0
votes

I have what I thought was a well-prepared dataset. I wanted to use the Apriori Algorithm in R to look for associations and come up with some rules. I have about 16,000 rows (unique customers) and 179 columns that represent various items/categories. The data looks like this:

     Cat1  Cat2  Cat3  Cat4  Cat5 ... Cat179
     1,     0,    0,    0,    1,  ...  0
     0,     0,    0,    0,    0,  ...  1
     0,     1,    1,    0,    0,  ...  0
     ...

I thought having a comma separated file with binary values (1/0) for each customer and category would do the trick, but after I read in the data using:

data5 = read.csv("Z:/CUST_DM/data_test.txt",header = TRUE,sep=",")

and then run this command:

rules = apriori(data5, parameter = list(supp = .001,conf = 0.8))

I get the following error:

Error in asMethod(object):
column(s) 1, 2, 3, ...178 not logical or a factor. Discretize the columns first.  

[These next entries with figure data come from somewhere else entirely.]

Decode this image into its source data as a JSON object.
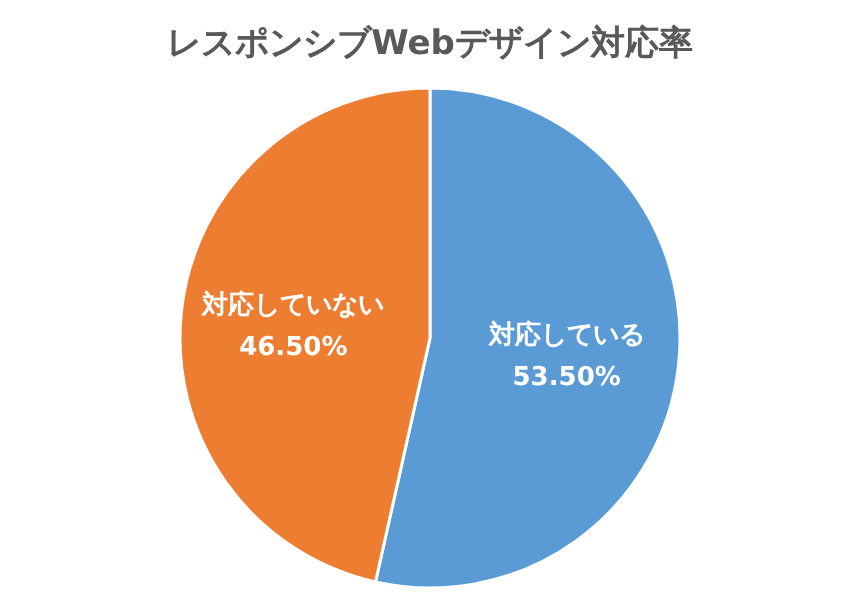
{
  "chart_data": {
    "type": "pie",
    "title": "レスポンシブWebデザイン対応率",
    "categories": [
      "対応している",
      "対応していない"
    ],
    "values": [
      53.5,
      46.5
    ],
    "colors": [
      "#5b9bd5",
      "#ed7d31"
    ],
    "value_labels": [
      "53.50%",
      "46.50%"
    ],
    "legend": false
  }
}
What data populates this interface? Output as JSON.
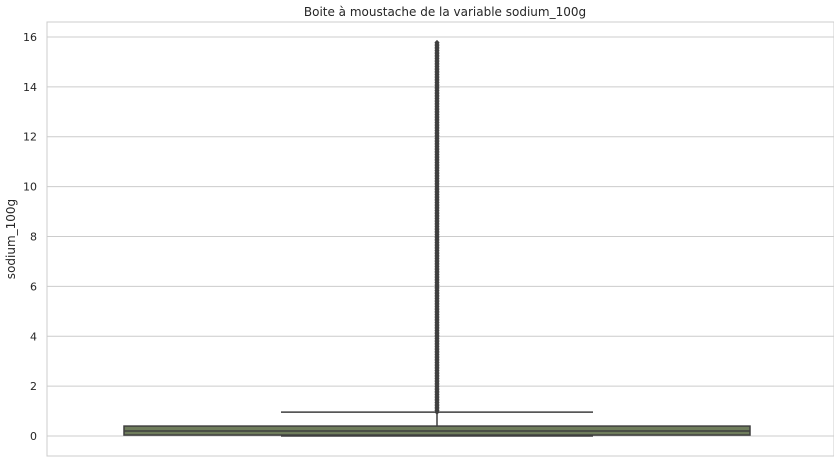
{
  "chart_data": {
    "type": "boxplot",
    "title": "Boite à moustache de la variable sodium_100g",
    "xlabel": "",
    "ylabel": "sodium_100g",
    "ylim": [
      -0.8,
      16.6
    ],
    "yticks": [
      0,
      2,
      4,
      6,
      8,
      10,
      12,
      14,
      16
    ],
    "grid": "horizontal",
    "box": {
      "q1": 0.04,
      "median": 0.2,
      "q3": 0.4,
      "whisker_low": 0.0,
      "whisker_high": 0.96,
      "outlier_min": 0.96,
      "outlier_max": 15.8
    },
    "colors": {
      "box_fill": "#6f7d5c",
      "lines": "#3f3f3f",
      "grid": "#cccccc",
      "frame": "#cccccc"
    }
  }
}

I understand Discretize but not in this context I guess. Everything is a 1 or 0. I've even changed the data from INT to CHAR and received the same error. I also had the customer ID (unique) as column 1 but I understand that isn't necessary when the data is in this form (flat file). I'm sure there is something obvious I'm missing - I'm new to R.

What am I missing? Thanks for your input.

2
It's really not possible to help you without a reproducible example. It sounds like there's a problem with your data but without being able to reproduce the problem, we can't say what's wrong for sure.MrFlick
Fair enough. Can you tell me this, is the file format of 1's and 0's, comma separated an acceptable format for apriori? And do I need a unique ID column - I understand I do not once it is in flat file format? The answer to those two question will eliminate a few potential problems I think. Thanks.CalData
I solved the problem this way: After reading in the data to R I used lapply() to change the data to factors (I think that's what it does). Then I took that data set and created a data frame from it. Then I was able to apply apriori() successfully.CalData

2 Answers

0
votes

I solved the problem this way: After reading in the data to R I used lapply() to change the data to factors (I think that's what it does). Then I took that data set and created a data frame from it. Then I was able to apply apriori() successfully.

0
votes

Your data is actually already in (dense) matrix format, but read.csv always reads data in as a data.frame. Just coerce the data to a matrix first:

dat <- as.matrix(data5)
rules <- apriori(dat, parameter = list(supp = .001,conf = 0.8))

1s in the data will be interpreted as the presence of the item and 0s as the absence. More information about how to create transactions can be found in the manual page ? transactions.